Algo iba terriblemente mal.
Michael siempre dedicaba el final del día a navegar y responder a la interminable cascada de correos electrónicos que le enviaban sus colegas de departamento, los alumnos a los que dirigía en sus tesis de fin de carrera y los compañeros de investigación de varios proyectos en los que participaba. Era una tarea que odiaba, pero que nadie más podía hacer por él. Como decía siempre, eso nada más que era un pequeño peaje a pagar para poder dedicarse al mejor trabajo del mundo: ser profesor del departamento de lenguas clásicas en Princeton. Solo conocía una persona a la que le gustasen menos todos esos galimatías informáticos que a él: su amigo Stephen. Por eso esa noche, cuando llegó cansado de la universidad y vio su correo, lo abrió inmediatamente. Apenas hacía unas horas que lo había dejado en el departamento. ¿Qué necesitaba decirle que no le hubiese dicho esa tarde y que no pudiese esperar hasta el día siguiente? A medida que leía el mensaje, los sorprendidos ojos de Michael se abrían más y más. No podía ser verdad. Stephen tenía que haberse vuelto loco.
Hacía un par de meses que un equipo de investigación de la universidad de Sevilla se había puesto en contacto con ellos para solicitar ayuda con un descubrimiento que había revolucionado el mundo científico. El equipo, coordinado por el doctor Valentín Requena, había dedicado sus esfuerzos a estudiar una de las grandes incógnitas de la historia: el motivo por el que la Orden del Temple había pasado de ser el poderoso brazo armado de la cristiandad a una organización perseguida cuyos miembros habían llegado a ser prácticamente aniquilados y sus riquezas repartidas como botín de guerra. Y para intentar desvelar ese misterio habían comenzado por estudiar con detenimiento las actas de la Santa Inquisición cuyas fechas se correspondían en el tiempo con el ocaso de la Orden. Lo que los sevillanos habían averiguado arrojaba una nueva luz sobre los hechos de aquella época.

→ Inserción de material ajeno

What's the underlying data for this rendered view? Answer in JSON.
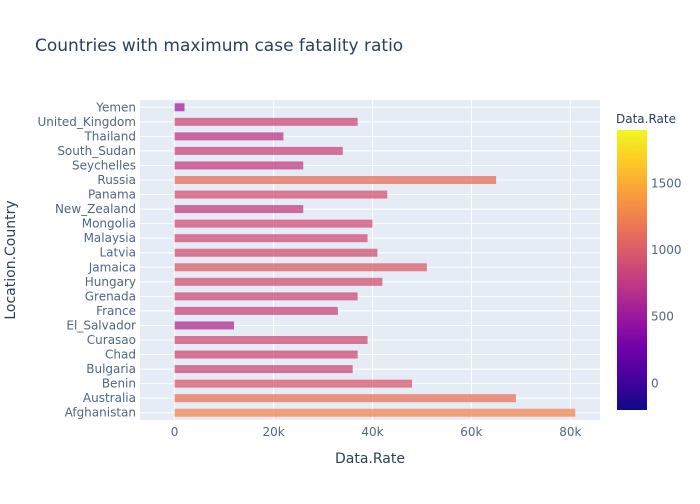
{
  "chart_data": {
    "type": "bar",
    "orientation": "horizontal",
    "title": "Countries with maximum case fatality ratio",
    "xlabel": "Data.Rate",
    "ylabel": "Location.Country",
    "xlim": [
      -7000,
      86000
    ],
    "x_ticks": [
      0,
      20000,
      40000,
      60000,
      80000
    ],
    "x_tick_labels": [
      "0",
      "20k",
      "40k",
      "60k",
      "80k"
    ],
    "grid": true,
    "y_tick_labels": [
      "Afghanistan",
      "Australia",
      "Benin",
      "Bulgaria",
      "Chad",
      "Curasao",
      "El_Salvador",
      "France",
      "Grenada",
      "Hungary",
      "Jamaica",
      "Latvia",
      "Malaysia",
      "Mongolia",
      "New_Zealand",
      "Panama",
      "Russia",
      "Seychelles",
      "South_Sudan",
      "Thailand",
      "United_Kingdom",
      "Yemen"
    ],
    "categories": [
      "Afghanistan",
      "Australia",
      "Benin",
      "Bulgaria",
      "Chad",
      "Curasao",
      "El_Salvador",
      "France",
      "Grenada",
      "Hungary",
      "Jamaica",
      "Latvia",
      "Malaysia",
      "Mongolia",
      "New_Zealand",
      "Panama",
      "Russia",
      "Seychelles",
      "South_Sudan",
      "Thailand",
      "United_Kingdom",
      "Yemen"
    ],
    "values": [
      81000,
      69000,
      48000,
      36000,
      37000,
      39000,
      12000,
      33000,
      37000,
      42000,
      51000,
      41000,
      39000,
      40000,
      26000,
      43000,
      65000,
      26000,
      34000,
      22000,
      37000,
      2000
    ],
    "color_by": "Data.Rate",
    "colorbar": {
      "title": "Data.Rate",
      "range": [
        -200,
        1900
      ],
      "ticks": [
        0,
        500,
        1000,
        1500
      ],
      "tick_labels": [
        "0",
        "500",
        "1000",
        "1500"
      ],
      "colors": [
        "#0d0887",
        "#46039f",
        "#7201a8",
        "#9c179e",
        "#bd3786",
        "#d8576b",
        "#ed7953",
        "#fb9f3a",
        "#fdca26",
        "#f0f921"
      ]
    },
    "legend": "colorbar at right"
  },
  "theme": {
    "plot_bg": "#e5ecf6",
    "grid_color": "#ffffff",
    "text_color": "#2a3f5f",
    "tick_color": "#506784"
  }
}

La Orden de los Pobres Caballeros de Cristo y del Templo de Salomón, tal y como había sido conocida inicialmente, se había fundado con la misión de proteger a los peregrinos que viajaban a Tierra Santa, pero también perseguía fines más oscuros y menos conocidos, como el de destruir todo lo que atentase contra la doctrina de la Iglesia. Hasta que llegó un momento en que los puntos de vista de la Iglesia y de la Orden sobre aquello que debía considerarse herejía eran tan distantes que los últimos grandes maestres del Temple, abrumados ante la posibilidad de que pudiesen llegar a perderse cientos de años de ciencia y de arte, y que eso acabase por sumir a Occidente en una era de oscurantismo y tinieblas similar a la que había sucedido a la destrucción de la biblioteca de Alejandría, tomaron la determinación de limitarse a esconder todo lo que la Iglesia consideraba peligroso, a la espera de que llegasen tiempos mejores en los que la cordura pusiera las cosas de nuevo en su sitio.
Hasta que sus planes llegaron a oídos de la Santa Inquisición.
Hacía tiempo que el rey de Francia, Felipe IV, acuciado por las enormes deudas que mantenía con la Orden, intentaba en vano advertir al papa Clemente sobre el inmenso poder que los caballeros habían acumulado a lo largo de doscientos años y la amenaza que eso suponía para la estabilidad de los reinos de Occidente. Un poder que crecía a medida que pasaba el tiempo y que comenzaba a rivalizar con el de la mismísima Iglesia Católica. Así que, con el entendimiento contaminado por las palabras del rey, y después de leer los informes de la Santa Inquisición, al papa no le quedó duda alguna acerca de la necesidad de intervenir con urgencia para cortar el brazo gangrenado antes de que la enfermedad acabase por contagiar al resto del cuerpo. «Si la mano derecha te escandaliza, arráncatela», llegó a decir el papa para mayor satisfacción del rey de Francia. Herejía era el nombre de aquella enfermedad y solo había una cura posible para ella. Así que los miembros del Temple fueron perseguidos en nombre de Dios, apresados y torturados hasta que acabaron por confesar su culpa y después quemados en el fuego purificador que incendió el sur de Europa con cientos de hogueras. Para la orden caída en desgracia todo acabó la tarde del 18 de marzo de 1314, cuando Jacques de Molay, su último gran maestre, elevó la voz entre el crepitar de las llamas que iluminaban la fachada de Notre Dame para maldecir a aquellos que lo habían acusado, un hecho que vino a engrandecer aún más el aura maldita que rodeaba a los templarios, puesto que ni el papa Clemente ni Felipe IV vivieron para ver la llegada del nuevo año.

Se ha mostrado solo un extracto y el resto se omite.